Besides mammalian PHF2 and S. pombe Epe1, the residues important for Fe2+ binding are substituted in Saccharomyces cerevisiae Gis1 (with a Tyr replacing the distal His), in the S. pombe Lid2 (with TxS in the positions of HxD), in the human JARID2 (with S and V replacing the two histidines, respectively), and in human and mouse Hairless proteins (with a Cys replacing the first His) ³. Among them, S. pombe Lid2 is enzymatic active as a trimethyl H3K4 demethylase in vivo ²². It remains to be shown that Lid2 is an active demethylase in vitro and identities of the Fe²⁺ binding residues.

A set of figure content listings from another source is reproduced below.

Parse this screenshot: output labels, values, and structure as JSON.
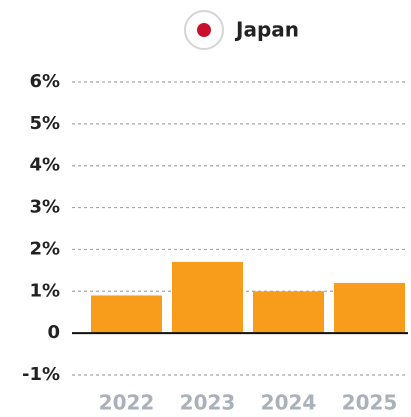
{
  "chart_data": {
    "type": "bar",
    "categories": [
      "2022",
      "2023",
      "2024",
      "2025"
    ],
    "series": [
      {
        "name": "Japan",
        "color": "#f89c1c",
        "values": [
          0.9,
          1.7,
          1.0,
          1.2
        ]
      }
    ],
    "ylim": [
      -1,
      6
    ],
    "yticks": [
      {
        "value": -1,
        "label": "-1%"
      },
      0,
      {
        "value": 1,
        "label": "1%"
      },
      {
        "value": 2,
        "label": "2%"
      },
      {
        "value": 3,
        "label": "3%"
      },
      {
        "value": 4,
        "label": "4%"
      },
      {
        "value": 5,
        "label": "5%"
      },
      {
        "value": 6,
        "label": "6%"
      }
    ],
    "grid": true
  }
}
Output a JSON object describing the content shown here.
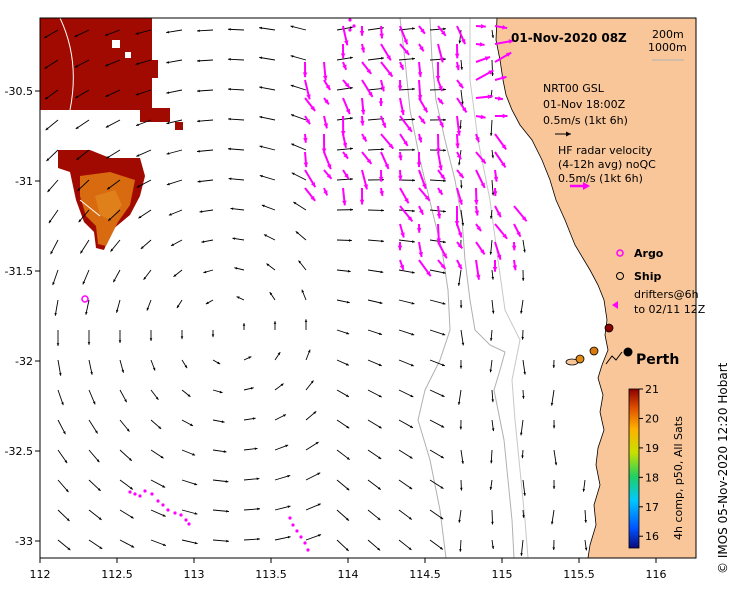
{
  "title": "01-Nov-2020 08Z",
  "depth_contours": [
    "200m",
    "1000m"
  ],
  "model_legend": {
    "title": "NRT00 GSL",
    "time": "01-Nov 18:00Z",
    "scale": "0.5m/s (1kt 6h)"
  },
  "radar_legend": {
    "line1": "HF radar velocity",
    "line2": "(4-12h avg) noQC",
    "scale": "0.5m/s (1kt 6h)"
  },
  "symbols": {
    "argo": "Argo",
    "ship": "Ship",
    "drifters_line1": "drifters@6h",
    "drifters_line2": "to 02/11 12Z"
  },
  "place": "Perth",
  "colorbar": {
    "label": "4h comp, p50, All Sats",
    "ticks": [
      "21",
      "20",
      "19",
      "18",
      "17",
      "16"
    ],
    "min": 15.6,
    "max": 21
  },
  "credit": "© IMOS 05-Nov-2020 12:20 Hobart",
  "axes": {
    "x_ticks": [
      "112",
      "112.5",
      "113",
      "113.5",
      "114",
      "114.5",
      "115",
      "115.5",
      "116"
    ],
    "y_ticks": [
      "-30.5",
      "-31",
      "-31.5",
      "-32",
      "-32.5",
      "-33"
    ]
  },
  "colors": {
    "land": "#f9c69a",
    "radar": "#ff00ff",
    "sst_hot": "#a00a00",
    "sst_warm": "#d86a10"
  }
}
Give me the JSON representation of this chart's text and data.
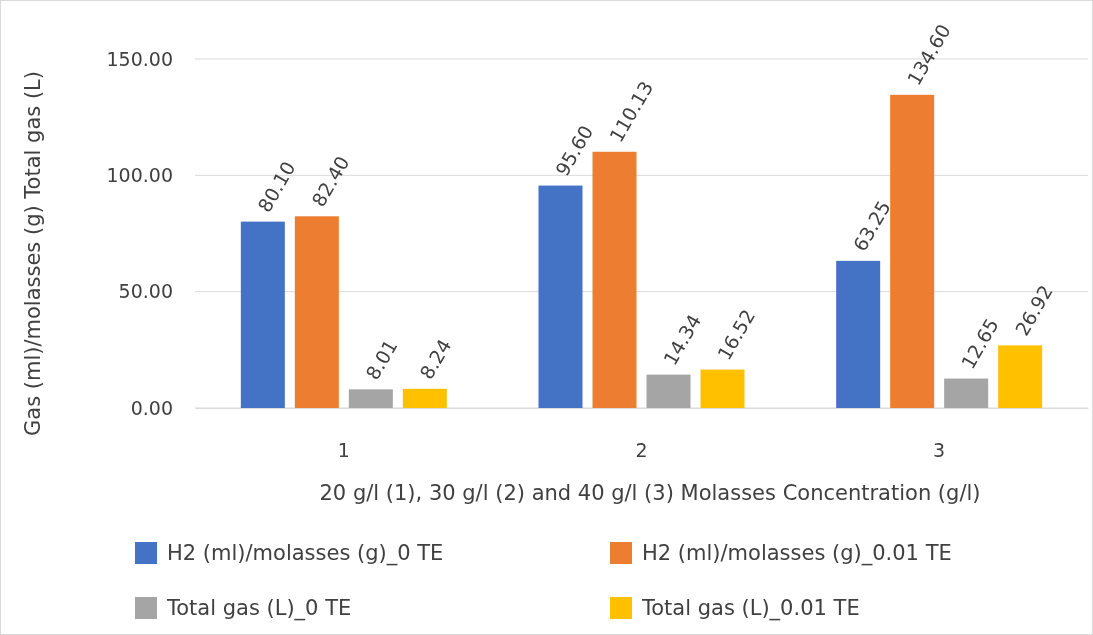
{
  "chart_data": {
    "type": "bar",
    "xlabel": "20 g/l (1), 30 g/l (2) and 40 g/l (3) Molasses Concentration (g/l)",
    "ylabel": "Gas (ml)/molasses (g) Total  gas (L)",
    "categories": [
      "1",
      "2",
      "3"
    ],
    "series": [
      {
        "name": "H2 (ml)/molasses (g)_0 TE",
        "color": "#4472c4",
        "values": [
          80.1,
          95.6,
          63.25
        ],
        "value_labels": [
          "80.10",
          "95.60",
          "63.25"
        ]
      },
      {
        "name": "H2 (ml)/molasses (g)_0.01 TE",
        "color": "#ed7d31",
        "values": [
          82.4,
          110.13,
          134.6
        ],
        "value_labels": [
          "82.40",
          "110.13",
          "134.60"
        ]
      },
      {
        "name": "Total gas (L)_0 TE",
        "color": "#a5a5a5",
        "values": [
          8.01,
          14.34,
          12.65
        ],
        "value_labels": [
          "8.01",
          "14.34",
          "12.65"
        ]
      },
      {
        "name": "Total gas (L)_0.01 TE",
        "color": "#ffc000",
        "values": [
          8.24,
          16.52,
          26.92
        ],
        "value_labels": [
          "8.24",
          "16.52",
          "26.92"
        ]
      }
    ],
    "ylim": [
      0,
      150
    ],
    "yticks": [
      {
        "value": 0,
        "label": "0.00"
      },
      {
        "value": 50,
        "label": "50.00"
      },
      {
        "value": 100,
        "label": "100.00"
      },
      {
        "value": 150,
        "label": "150.00"
      }
    ],
    "grid": "y",
    "legend": "bottom"
  }
}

On the other hand, having the perfect match to the consensus sequence of Fe²⁺ binding residues, FIH is a protein asparagine hydroxylase ¹⁵ and JMJD6 was (mis)characterized initially as a histone arginine demethylase ²³, later as a protein lysine hydroxylase of RNA splicing-related proteins ^{24; 25}, and more recently even being suggested to modify single-strand RNA ²⁶. One would wonder whether PHF2 (as well as Epe1) could have different enzymatic activity on non-histone substrates.

Lastly, all three members of the family, PHF2, PHF8, and KIAA1718, contain serine- and threonine-rich sequence towards the C-terminal end. Particularly PHF2 contains three or four repeats of TPAST and related TPNTT and SPSTS (Supplementary Fig. S1). In vitro kinase assays showed CDK1 phosphorylates PHF8 ¹⁰. We speculate that phosphorylation of PHF2 could potentially stimulate PHF2 demethylase activity in the context of chromatin in vivo.